I let my breath out and reached for a cigarette.

“But she's all right now?”

“Oh, yes. There's nothing really wrong with her, Harry. Except that she has to have absolute quiet and rest. My mother's with her now and—”

“That's swell, Murray. I'll call her up right away and—”

“I don't think you better, Harry. She'll have to get out of bed to answer the phone and that's bad for her.”

“Oh.”

“I'll tell you, Harry. My mother is with her now, but well, frankly, she can't be there all day and I think you ought to get a maid or a nurse or something, to sort of—”

“Of course I will. I'm just trying to figure out when it'll be—” I looked at him quickly. “But she's all right, isn't she, Murray? I mean, you saw her, and you—?”

“Oh, yes,” he said, buttoning his coat and putting on his hat. “She's all right. It's just that she has to stay in bed.”

“Uh-huh.”

“Well, I have to get downtown to my office, Harry.”

“Thanks, Murray, all the—your mother and—you—the—”

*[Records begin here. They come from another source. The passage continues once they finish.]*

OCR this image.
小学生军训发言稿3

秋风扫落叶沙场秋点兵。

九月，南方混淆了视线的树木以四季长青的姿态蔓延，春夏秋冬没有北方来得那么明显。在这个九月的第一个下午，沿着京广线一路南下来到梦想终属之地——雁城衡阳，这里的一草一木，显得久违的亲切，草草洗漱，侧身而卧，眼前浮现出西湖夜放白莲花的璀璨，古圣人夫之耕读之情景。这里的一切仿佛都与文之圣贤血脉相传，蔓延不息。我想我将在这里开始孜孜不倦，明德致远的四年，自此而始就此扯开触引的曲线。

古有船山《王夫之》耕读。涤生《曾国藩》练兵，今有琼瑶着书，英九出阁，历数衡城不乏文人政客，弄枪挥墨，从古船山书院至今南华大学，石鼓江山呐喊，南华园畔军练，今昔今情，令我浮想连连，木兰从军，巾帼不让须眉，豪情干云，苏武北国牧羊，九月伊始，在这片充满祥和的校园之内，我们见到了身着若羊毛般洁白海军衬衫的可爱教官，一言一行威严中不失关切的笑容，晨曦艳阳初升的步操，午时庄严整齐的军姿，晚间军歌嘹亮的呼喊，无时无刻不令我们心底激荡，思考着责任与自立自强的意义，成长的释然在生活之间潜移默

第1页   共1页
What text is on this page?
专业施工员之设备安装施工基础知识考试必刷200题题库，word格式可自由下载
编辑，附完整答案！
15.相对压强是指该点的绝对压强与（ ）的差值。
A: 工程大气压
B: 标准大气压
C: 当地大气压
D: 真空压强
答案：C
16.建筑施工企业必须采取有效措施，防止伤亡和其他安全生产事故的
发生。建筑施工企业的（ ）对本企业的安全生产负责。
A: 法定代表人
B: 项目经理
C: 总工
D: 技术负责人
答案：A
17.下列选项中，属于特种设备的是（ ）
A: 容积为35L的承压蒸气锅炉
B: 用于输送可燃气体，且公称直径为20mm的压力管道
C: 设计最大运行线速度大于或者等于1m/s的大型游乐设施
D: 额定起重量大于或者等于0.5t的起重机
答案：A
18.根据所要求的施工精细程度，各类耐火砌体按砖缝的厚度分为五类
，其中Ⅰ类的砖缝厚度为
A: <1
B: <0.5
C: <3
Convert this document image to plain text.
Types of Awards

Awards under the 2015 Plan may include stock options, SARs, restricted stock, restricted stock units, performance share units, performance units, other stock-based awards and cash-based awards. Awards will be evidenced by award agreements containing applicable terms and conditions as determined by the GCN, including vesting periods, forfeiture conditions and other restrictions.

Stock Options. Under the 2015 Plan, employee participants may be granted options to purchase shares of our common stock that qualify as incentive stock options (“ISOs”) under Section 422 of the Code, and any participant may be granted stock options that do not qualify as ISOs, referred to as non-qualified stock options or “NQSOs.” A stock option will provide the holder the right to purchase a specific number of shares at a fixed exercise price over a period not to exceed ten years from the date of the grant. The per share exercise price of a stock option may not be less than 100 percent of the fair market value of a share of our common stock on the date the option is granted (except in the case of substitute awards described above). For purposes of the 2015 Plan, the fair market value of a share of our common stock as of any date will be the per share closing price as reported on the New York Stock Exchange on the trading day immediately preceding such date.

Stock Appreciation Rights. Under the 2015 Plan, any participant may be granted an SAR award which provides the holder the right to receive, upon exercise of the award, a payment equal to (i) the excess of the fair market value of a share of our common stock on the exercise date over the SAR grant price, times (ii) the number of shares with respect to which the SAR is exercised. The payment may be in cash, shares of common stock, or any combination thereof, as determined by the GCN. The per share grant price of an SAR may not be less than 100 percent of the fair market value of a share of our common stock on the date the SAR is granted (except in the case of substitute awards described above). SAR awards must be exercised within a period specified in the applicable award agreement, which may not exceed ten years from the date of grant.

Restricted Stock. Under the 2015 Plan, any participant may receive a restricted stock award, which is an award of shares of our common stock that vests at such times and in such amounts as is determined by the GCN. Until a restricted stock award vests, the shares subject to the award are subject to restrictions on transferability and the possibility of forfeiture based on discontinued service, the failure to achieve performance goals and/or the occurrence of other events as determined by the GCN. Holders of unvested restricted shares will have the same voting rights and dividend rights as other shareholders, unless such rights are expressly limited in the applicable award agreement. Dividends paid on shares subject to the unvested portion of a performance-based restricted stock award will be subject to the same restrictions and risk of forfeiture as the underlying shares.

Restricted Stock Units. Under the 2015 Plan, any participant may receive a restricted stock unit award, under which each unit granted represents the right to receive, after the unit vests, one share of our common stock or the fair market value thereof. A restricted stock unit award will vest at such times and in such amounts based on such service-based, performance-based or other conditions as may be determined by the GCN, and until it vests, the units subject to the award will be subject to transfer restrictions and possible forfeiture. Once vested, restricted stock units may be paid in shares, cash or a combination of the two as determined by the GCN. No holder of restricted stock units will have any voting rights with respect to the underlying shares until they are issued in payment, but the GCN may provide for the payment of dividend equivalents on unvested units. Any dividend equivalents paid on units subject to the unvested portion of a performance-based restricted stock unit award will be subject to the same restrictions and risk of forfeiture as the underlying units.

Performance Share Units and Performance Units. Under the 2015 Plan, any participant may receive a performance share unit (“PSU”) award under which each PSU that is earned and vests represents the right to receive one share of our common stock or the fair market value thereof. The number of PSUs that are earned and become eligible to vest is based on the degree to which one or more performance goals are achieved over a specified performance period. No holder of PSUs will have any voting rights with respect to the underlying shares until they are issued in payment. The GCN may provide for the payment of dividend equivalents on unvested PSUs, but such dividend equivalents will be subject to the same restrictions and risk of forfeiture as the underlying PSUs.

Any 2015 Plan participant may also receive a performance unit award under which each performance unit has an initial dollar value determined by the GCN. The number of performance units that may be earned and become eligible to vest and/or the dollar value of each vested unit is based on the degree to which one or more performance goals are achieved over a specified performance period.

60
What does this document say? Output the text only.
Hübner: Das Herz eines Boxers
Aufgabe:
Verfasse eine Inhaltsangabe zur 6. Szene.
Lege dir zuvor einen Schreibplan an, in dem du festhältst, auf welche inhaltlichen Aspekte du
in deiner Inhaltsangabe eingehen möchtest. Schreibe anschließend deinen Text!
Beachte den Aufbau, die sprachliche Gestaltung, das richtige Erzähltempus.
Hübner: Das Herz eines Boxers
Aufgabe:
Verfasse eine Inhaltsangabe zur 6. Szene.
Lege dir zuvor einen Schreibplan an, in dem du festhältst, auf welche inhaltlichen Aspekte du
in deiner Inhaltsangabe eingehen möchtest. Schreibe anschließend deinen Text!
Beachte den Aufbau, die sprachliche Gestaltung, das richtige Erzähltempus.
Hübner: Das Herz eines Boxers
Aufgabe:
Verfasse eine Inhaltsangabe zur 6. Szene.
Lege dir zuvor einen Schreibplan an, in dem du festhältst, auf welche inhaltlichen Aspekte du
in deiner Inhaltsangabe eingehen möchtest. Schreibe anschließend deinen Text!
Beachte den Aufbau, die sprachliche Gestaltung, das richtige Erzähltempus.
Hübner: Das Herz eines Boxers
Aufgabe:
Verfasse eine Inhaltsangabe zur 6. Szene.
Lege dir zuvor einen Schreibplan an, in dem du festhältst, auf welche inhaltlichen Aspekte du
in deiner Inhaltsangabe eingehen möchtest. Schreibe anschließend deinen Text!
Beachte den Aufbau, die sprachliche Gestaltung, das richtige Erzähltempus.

I didn't know how to say it. I remembered what I used to think of him. And I knew that was what I still thought of him. Now I had to thank him.

“It's all right, Harry,” he said, smiling. “Forget it. It's nothing. But you'll take care of it, won't you?”

“Of course I will. It's my mother, isn't it?”

“I didn't mean that,” he said quickly. “I just thought you'd well, maybe you're too busy to—”

“I'm not too busy for my own mother,” I snapped. “I'm going right straight uptown now.”

“Okay, Harry, okay. If you're around tonight, I'll drop down to see you.”

“Do that, Murray.”

“So long, Harry.”

“So long.”

He went out and I turned on my heel, but Yazdabian came into the showroom. He was wearing his hat and coat and was carrying a small bag.

“Come on, Mr. Bogen. We'd better hurry.”

“Well—”

“Get your hat and well go down to the bank. I've sent Eric on ahead with the sample cases and my bags. We'll meet him at the station.”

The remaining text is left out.